When oils and lye water are at 90 degrees pour lye water into oils. At lite trace, add the liquid silk and stickblend it or whisk it in for good incorporation. Add pearberry fragrance at full trace and mix in very well. Pour into mold wait 20 minutes and "swirl" the top with a butter knife into peaks and waves. Insulate well for 24 hrs. This will be a very hard and bubbly soap, a soft ivory color that reminds me of the meat of a luscious green pear. The high percentage of palm makes it very creamy and conditioning and the silk is wonderfully softening on the skin.
The primary thing I've found that helps my soaps to be extra moisturizing is to superfat my recipes after trace. Using 2 oz. of Castor Oil or Shea Butter can do wonders for the moisturizing end results I believe.
Also, have you tried using the lye calc at this link?
you can make a much less expensive soap by using tussah silk and dissolving it in your lye water. simply snip or pull a bit off and drop it in the water - add the lye in on top and stir. it dissolves as the lye water cools and even if you see bits of it in there still when it's time to soap it disappears and is never seen again.

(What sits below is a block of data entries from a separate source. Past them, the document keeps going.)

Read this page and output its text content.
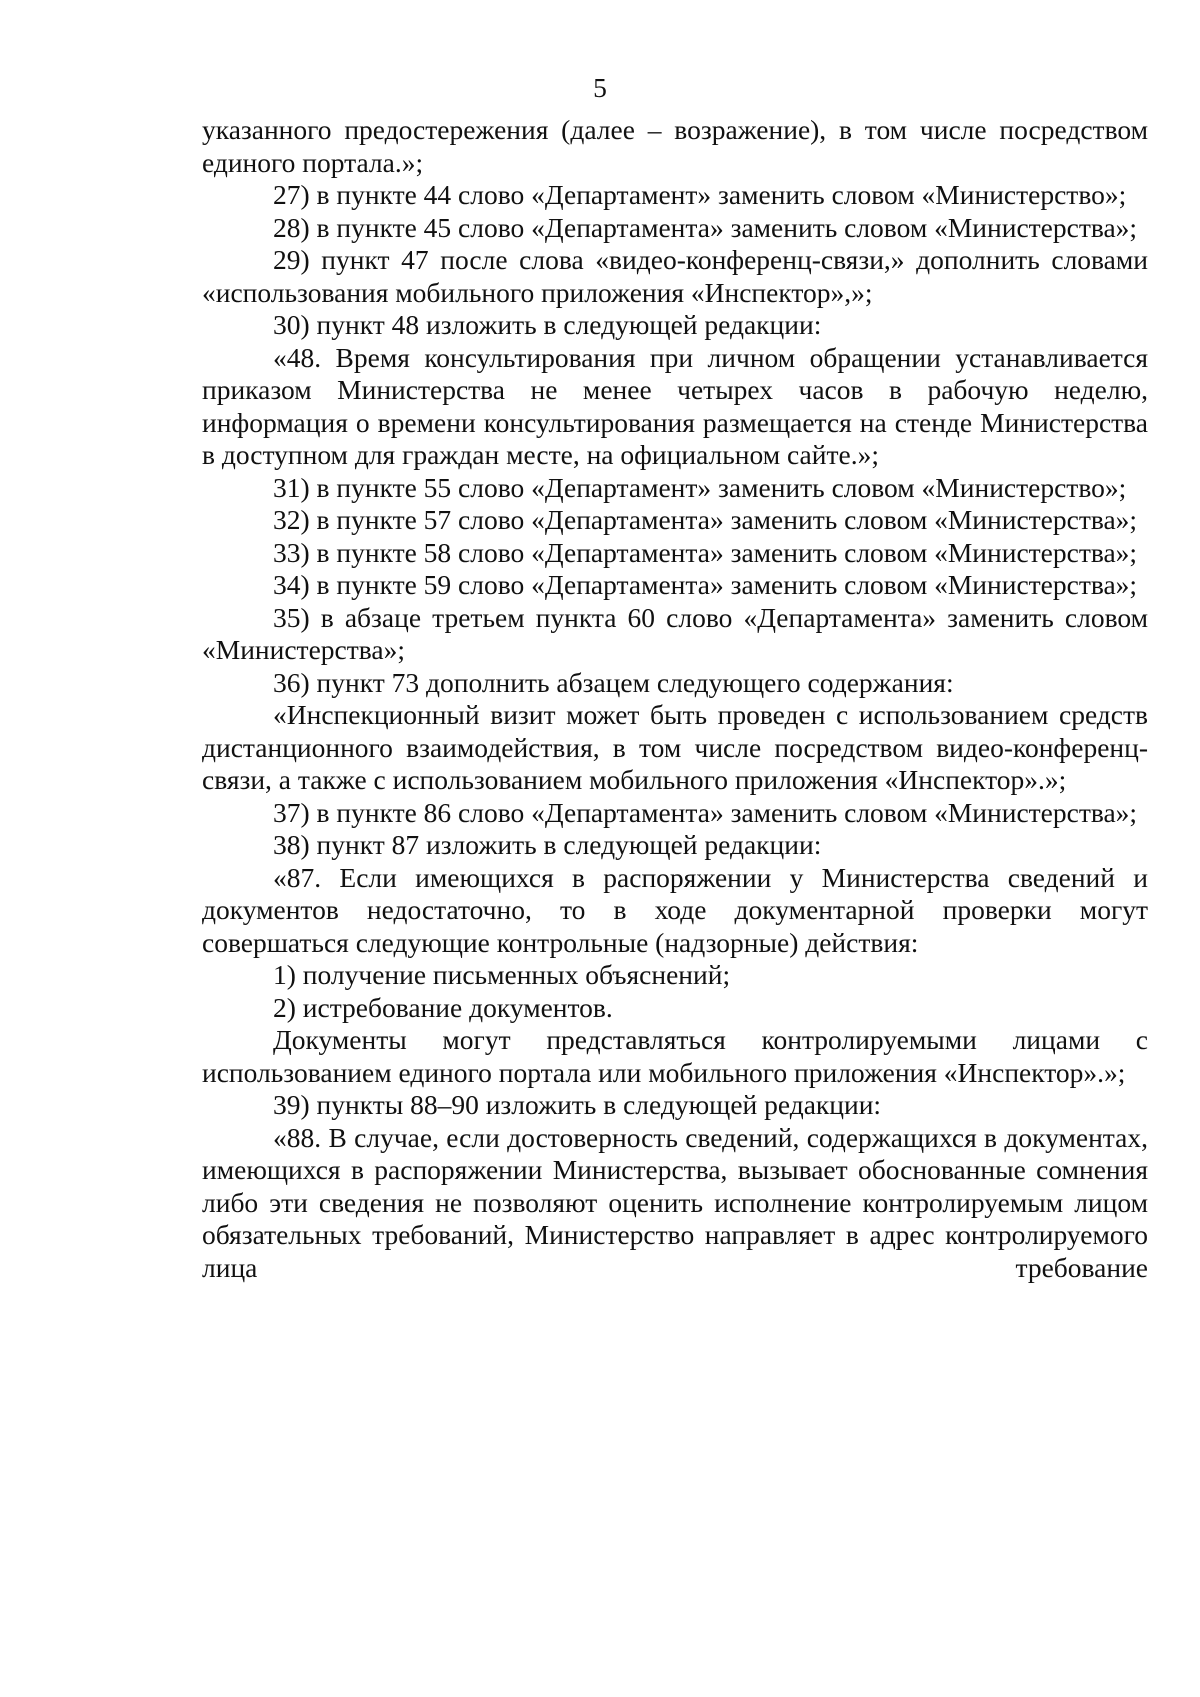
5

указанного предостережения (далее – возражение), в том числе посредством единого портала.»;

27) в пункте 44 слово «Департамент» заменить словом «Министерство»;

28) в пункте 45 слово «Департамента» заменить словом «Министерства»;

29) пункт 47 после слова «видео-конференц-связи,» дополнить словами «использования мобильного приложения «Инспектор»,»;

30) пункт 48 изложить в следующей редакции:

«48. Время консультирования при личном обращении устанавливается приказом Министерства не менее четырех часов в рабочую неделю, информация о времени консультирования размещается на стенде Министерства в доступном для граждан месте, на официальном сайте.»;

31) в пункте 55 слово «Департамент» заменить словом «Министерство»;

32) в пункте 57 слово «Департамента» заменить словом «Министерства»;

33) в пункте 58 слово «Департамента» заменить словом «Министерства»;

34) в пункте 59 слово «Департамента» заменить словом «Министерства»;

35) в абзаце третьем пункта 60 слово «Департамента» заменить словом «Министерства»;

36) пункт 73 дополнить абзацем следующего содержания:

«Инспекционный визит может быть проведен с использованием средств дистанционного взаимодействия, в том числе посредством видео-конференц-связи, а также с использованием мобильного приложения «Инспектор».»;

37) в пункте 86 слово «Департамента» заменить словом «Министерства»;

38) пункт 87 изложить в следующей редакции:

«87. Если имеющихся в распоряжении у Министерства сведений и документов недостаточно, то в ходе документарной проверки могут совершаться следующие контрольные (надзорные) действия:

1) получение письменных объяснений;

2) истребование документов.

Документы могут представляться контролируемыми лицами с использованием единого портала или мобильного приложения «Инспектор».»;

39) пункты 88–90 изложить в следующей редакции:

«88. В случае, если достоверность сведений, содержащихся в документах, имеющихся в распоряжении Министерства, вызывает обоснованные сомнения либо эти сведения не позволяют оценить исполнение контролируемым лицом обязательных требований, Министерство направляет в адрес контролируемого лица требование
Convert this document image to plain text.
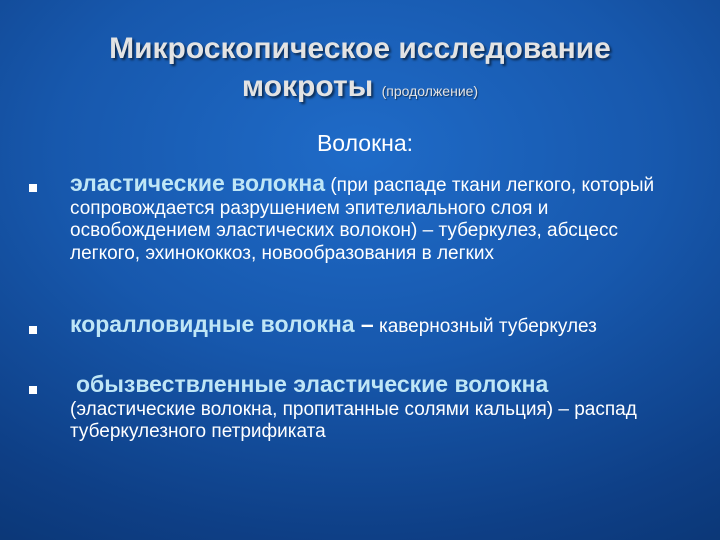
Микроскопическое исследование
мокроты (продолжение)
Волокна:
эластические волокна (при распаде ткани легкого, который сопровождается разрушением эпителиального слоя и освобождением эластических волокон) – туберкулез, абсцесс легкого, эхинококкоз, новообразования в легких
коралловидные волокна – кавернозный туберкулез
обызвествленные эластические волокна
(эластические волокна, пропитанные солями кальция) – распад туберкулезного петрификата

I found this old thread, and I feel I need to say something about the original and the posts. First of all soap is not there to moisturise the skin, it sole purpose is to cleanse without stripping off the natural oils and we achieve that by superfatting. The only thing that will moisturise is water, so after a good wash pat dry and before it all evaporates lock it in with some good oil based moisturiser or just a few drops of plain evoo or oil of choice.